Manifestação Nacional Contra o Pacote Laboral – 17 de Abril | 14h30 | Saldanha

Para garantir que todos possam participar nesta jornada de luta, o STML entregou à Câmara Municipal, Juntas de Freguesias e Empresas Municipais de Lisboa um pré-aviso de greve das 12h00 às 21h00.

Perante um Governo que continua a ignorar e a degradar as condições de vida de quem trabalha, recusando revogar leis injustas e propondo uma revisão da legislação laboral que nos faz voltar atrás para um passado que não queremos repetir, enquanto nada faz para travar a subida vertiginosa dos preços de bens e serviços essenciais e mantém salários baixos, não há alternativa: lutar de forma organizada e massiva. Esta luta é de todos e precisa de todos os trabalhadores. Só juntos conseguimos defender o que é nosso e travar o que nos prejudica.

É urgente travar e derrotar o pacote laboral do Governo. É também urgente garantir o aumento geral e significativo dos salários e pensões, a defesa dos direitos e o reforço dos Serviços Públicos.

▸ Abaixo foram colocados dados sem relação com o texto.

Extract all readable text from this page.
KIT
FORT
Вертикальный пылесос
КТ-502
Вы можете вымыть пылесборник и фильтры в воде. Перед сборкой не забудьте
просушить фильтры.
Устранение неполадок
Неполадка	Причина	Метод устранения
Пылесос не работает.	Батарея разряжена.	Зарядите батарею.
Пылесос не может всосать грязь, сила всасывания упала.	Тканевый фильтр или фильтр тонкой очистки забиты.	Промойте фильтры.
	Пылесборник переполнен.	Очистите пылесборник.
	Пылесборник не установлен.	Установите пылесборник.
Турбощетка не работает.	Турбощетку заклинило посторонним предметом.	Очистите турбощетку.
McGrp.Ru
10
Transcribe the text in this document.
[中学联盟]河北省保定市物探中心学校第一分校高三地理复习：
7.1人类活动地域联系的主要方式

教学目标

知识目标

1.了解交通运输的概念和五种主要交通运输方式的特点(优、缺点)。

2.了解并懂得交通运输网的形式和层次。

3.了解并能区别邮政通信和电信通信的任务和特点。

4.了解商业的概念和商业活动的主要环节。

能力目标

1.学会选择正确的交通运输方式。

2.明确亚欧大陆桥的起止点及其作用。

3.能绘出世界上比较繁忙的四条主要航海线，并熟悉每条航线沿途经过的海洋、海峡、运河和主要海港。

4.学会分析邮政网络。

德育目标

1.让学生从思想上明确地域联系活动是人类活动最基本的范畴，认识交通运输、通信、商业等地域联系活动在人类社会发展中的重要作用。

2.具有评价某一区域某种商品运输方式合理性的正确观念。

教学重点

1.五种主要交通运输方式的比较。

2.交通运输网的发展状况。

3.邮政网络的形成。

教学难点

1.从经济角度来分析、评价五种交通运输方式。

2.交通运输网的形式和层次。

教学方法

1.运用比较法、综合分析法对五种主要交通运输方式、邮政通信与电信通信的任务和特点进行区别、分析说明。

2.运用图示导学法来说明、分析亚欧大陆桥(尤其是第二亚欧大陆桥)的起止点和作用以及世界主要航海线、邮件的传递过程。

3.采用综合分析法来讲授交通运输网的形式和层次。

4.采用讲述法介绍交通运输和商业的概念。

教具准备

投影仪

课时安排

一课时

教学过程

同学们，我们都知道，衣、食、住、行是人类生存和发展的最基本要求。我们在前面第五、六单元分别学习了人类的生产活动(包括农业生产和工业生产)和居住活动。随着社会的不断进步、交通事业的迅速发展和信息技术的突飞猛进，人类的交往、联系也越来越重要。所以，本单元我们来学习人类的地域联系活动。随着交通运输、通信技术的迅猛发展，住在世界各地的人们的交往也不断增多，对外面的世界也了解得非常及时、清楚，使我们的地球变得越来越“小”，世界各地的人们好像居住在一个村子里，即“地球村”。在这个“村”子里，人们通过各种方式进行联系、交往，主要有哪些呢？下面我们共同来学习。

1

O pacote laboral deste Governo, com o apoio dos partidos à sua direita no Parlamento (CH e IL), vem agravar uma legislação que já hoje prejudica quem trabalha. Entre as medidas previstas estão mais pressão para manter salários baixos, maior facilidade em despedir sem justa causa, mais precariedade, horários mais longos e desregulados, ataques aos direitos de parentalidade, o enfraquecimento da contratação coletiva, bem como limitações à liberdade sindical e ao direito à greve.

No dia 17 de abril, lutamos também por aumentos salariais de 15%, com um mínimo de 150€, pela revogação do SIADAP, a regulamentação das profissões de desgaste rápido, o alargamento e atualização dos suplementos (em especial o de insalubridade e penosidade), o aumento do subsídio de almoço, a reposição das carreiras e perfis profissionais, ou a redução da quotização para a ADSE (para 1,5% sobre 12 meses), entre muitas outras reivindicações.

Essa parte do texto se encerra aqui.